US 4332202 A
Raised pads of minimum area are provided on the top surface of a railroad truck bolster to cooperate with and present maximum support to the side bearings with only minor grinding operations needed to the as-cast surface to assure full bearing.
1. In a railway car truck bolster having an upper surface with a substantially centrally located side bearing means near ends of the bolster, the improvement comprising a plurality of vertically extending pads disposed on the upper surface of the bolster near the ends for cooperation with a side bearing cage to match only specific cage bearing portions as required by the pads to locate the side bearing cage to effect transfer of the lateral and longitudinal car body loads to the bolster.
2. Bolster according to claim 1, in which there are opposed pairs of parallel pairs of pads on the upper surface of the bolster near each end thereof.

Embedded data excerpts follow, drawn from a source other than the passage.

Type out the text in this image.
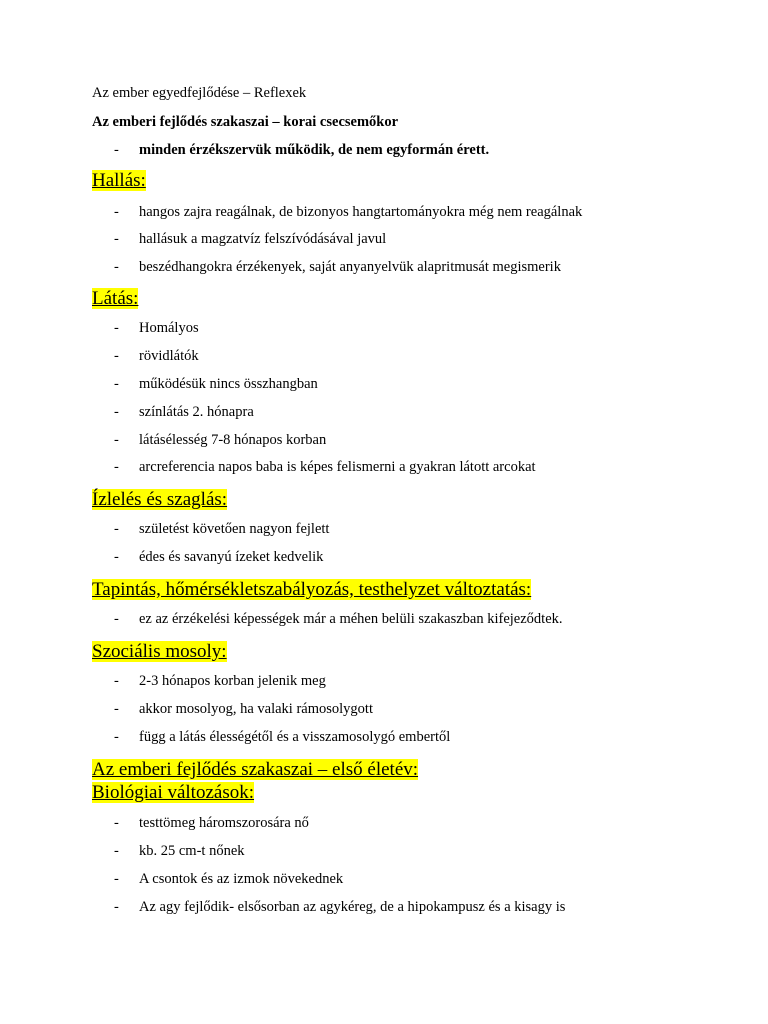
Az ember egyedfejlődése – Reflexek
Az emberi fejlődés szakaszai – korai csecsemőkor
- minden érzékszervük működik, de nem egyformán érett.
Hallás:
- hangos zajra reagálnak, de bizonyos hangtartományokra még nem reagálnak
- hallásuk a magzatvíz felszívódásával javul
- beszédhangokra érzékenyek, saját anyanyelvük alapritmusát megismerik
Látás:
- Homályos
- rövidlátók
- működésük nincs összhangban
- színlátás 2. hónapra
- látásélesség 7-8 hónapos korban
- arcreferencia napos baba is képes felismerni a gyakran látott arcokat
Ízlelés és szaglás:
- születést követően nagyon fejlett
- édes és savanyú ízeket kedvelik
Tapintás, hőmérsékletszabályozás, testhelyzet változtatás:
- ez az érzékelési képességek már a méhen belüli szakaszban kifejeződtek.
Szociális mosoly:
- 2-3 hónapos korban jelenik meg
- akkor mosolyog, ha valaki rámosolygott
- függ a látás élességétől és a visszamosolygó embertől
Az emberi fejlődés szakaszai – első életév:
Biológiai változások:
- testtömeg háromszorosára nő
- kb. 25 cm-t nőnek
- A csontok és az izmok növekednek
- Az agy fejlődik- elsősorban az agykéreg, de a hipokampusz és a kisagy is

3. Bolster according to claim 2, in which the pairs of pads are rectangular in configuration.
4. Bolster according to claim 1, in which there is a bolt receiving aperture in the upper surface of the bolster between each pair of parallel pads.

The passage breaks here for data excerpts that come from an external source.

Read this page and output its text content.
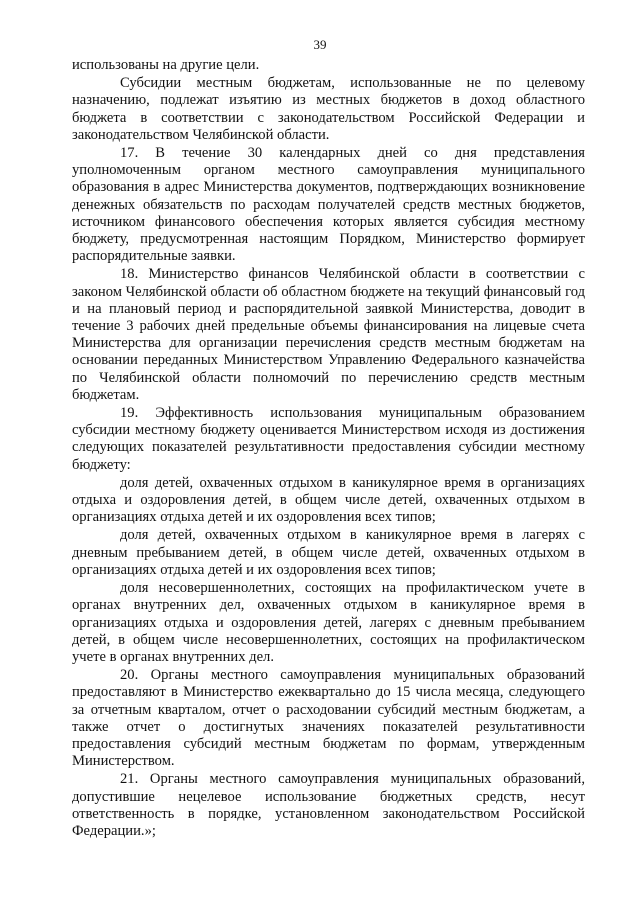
39

использованы на другие цели.

Субсидии местным бюджетам, использованные не по целевому назначению, подлежат изъятию из местных бюджетов в доход областного бюджета в соответствии с законодательством Российской Федерации и законодательством Челябинской области.

17. В течение 30 календарных дней со дня представления уполномоченным органом местного самоуправления муниципального образования в адрес Министерства документов, подтверждающих возникновение денежных обязательств по расходам получателей средств местных бюджетов, источником финансового обеспечения которых является субсидия местному бюджету, предусмотренная настоящим Порядком, Министерство формирует распорядительные заявки.

18. Министерство финансов Челябинской области в соответствии с законом Челябинской области об областном бюджете на текущий финансовый год и на плановый период и распорядительной заявкой Министерства, доводит в течение 3 рабочих дней предельные объемы финансирования на лицевые счета Министерства для организации перечисления средств местным бюджетам на основании переданных Министерством Управлению Федерального казначейства по Челябинской области полномочий по перечислению средств местным бюджетам.

19. Эффективность использования муниципальным образованием субсидии местному бюджету оценивается Министерством исходя из достижения следующих показателей результативности предоставления субсидии местному бюджету:

доля детей, охваченных отдыхом в каникулярное время в организациях отдыха и оздоровления детей, в общем числе детей, охваченных отдыхом в организациях отдыха детей и их оздоровления всех типов;

доля детей, охваченных отдыхом в каникулярное время в лагерях с дневным пребыванием детей, в общем числе детей, охваченных отдыхом в организациях отдыха детей и их оздоровления всех типов;

доля несовершеннолетних, состоящих на профилактическом учете в органах внутренних дел, охваченных отдыхом в каникулярное время в организациях отдыха и оздоровления детей, лагерях с дневным пребыванием детей, в общем числе несовершеннолетних, состоящих на профилактическом учете в органах внутренних дел.

20. Органы местного самоуправления муниципальных образований предоставляют в Министерство ежеквартально до 15 числа месяца, следующего за отчетным кварталом, отчет о расходовании субсидий местным бюджетам, а также отчет о достигнутых значениях показателей результативности предоставления субсидий местным бюджетам по формам, утвержденным Министерством.

21. Органы местного самоуправления муниципальных образований, допустившие нецелевое использование бюджетных средств, несут ответственность в порядке, установленном законодательством Российской Федерации.»;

5. Bolster according to claim 4, in which there is a vertically extending pad surrounding each aperture.
6. Bolster according to claim 5, in which said pad is circular in configuration.
Referring now in detail to the accompanying drawings in which like reference characters designate like parts, the improved side bearing seat 2 of the present invention is formed on the upper surface 4 of the truck bolster 6 (shown in part), having a centrally located bearing means 7 and comprises four raised rectangular pads 8 and two circular bosses or pads 10 for seating of a side bearing cage 12. The bosses 10 contain an aperture 14 for receiving a bolt or rivet 16.
The side bearing cage 12 contains lower end flanges 18 for seating in abutment with the pads 8. This enables the side bearing to transfer car body loads to the truck bolster.
The seating area for grinding to gage is considerably reduced by the instant invention by comparison with the area which must normally be ground to comply with the proper gage using the existing or previous methods.
Both the level of the side bearing seat 2 and the fit-up with the side bearing cage are thus much simpler to achieve and results in a properly secured side bearing which will not loosen in service.
The pads 8 and 10 are only 1/64" to 1/32" higher than the typical 1/8" raised truck bolster bearing surface.
The foregoing should be construed as illustrative and not in limitation of the invention.
Other objects will become apparent to those skilled in the art from the following description taken in connection with the accompanying drawings wherein:
FIG. 1 is a plan view of the side bearing seat construction of the invention on the truck bolster top surface;
FIG. 2 is an elevation view partly in cross section of the construction of FIG. 1; and
FIG. 3 is an elevation view showing a side bearing mounted on the raised portion of the truck bolster.
Railroad truck bolsters cooperate with the car body in providing the interface between the body and the truck comprising principally the center plate which takes the vertical load and the side bearings which come into play to limit the car body lateral roll about the center plate.
The side bearings are usually separate units mounted upon the top surface of the truck bolster and secured by bolts, rivets or special fasteners, and they cooperate with the body side bearings which are tapered section plates attached to the underside of the body bolster.
There have been many instances of the side bearings becoming loose in service due to a severe rolling condition, referred to in the industry as rock-and-roll brought about by synchronous matching of car body natural roll frequency with the disturbing frequency of low rail joints, and the fact that the bearings were not properly seated initially.
It is essential therefore that considerable attention is required in the application of side bearings to assure that they are properly seated so that they will not become loose under the repeated loadings they must sustain.
This invention addresses the particular problem of providing a seat design and gaging system that will assure the necessary accuracy of the bearing surface and thereby the correct mounting condition for the side bearings to remain tight in service.
The current method of producing the mounting surface for the side bearings involves casting an area of approximately 11 depressed section in the center. Since the economics of bolster production prohibits machining of this surface, a grinder is faced with the task of grinding the areas of contact with the side bearing to within 1/32 of flatness and in the correct plane.
This often involves the removal of a considerable amount of metal and is very difficult to gage.
The object of the invention then is the provision of raised pads and bosses on the bolster surface to match only the specific bearing locations required by the side bearing in transferring the car body loads to the bolster. Also, a gaging procedure to indicate to the grinder how to remove the minimum amount of metal to provide an in-tolerance bearing seat is available.
This is a continuation-in-part of application Ser. No. 853,652 filed Nov. 21, 1977, now abandoned.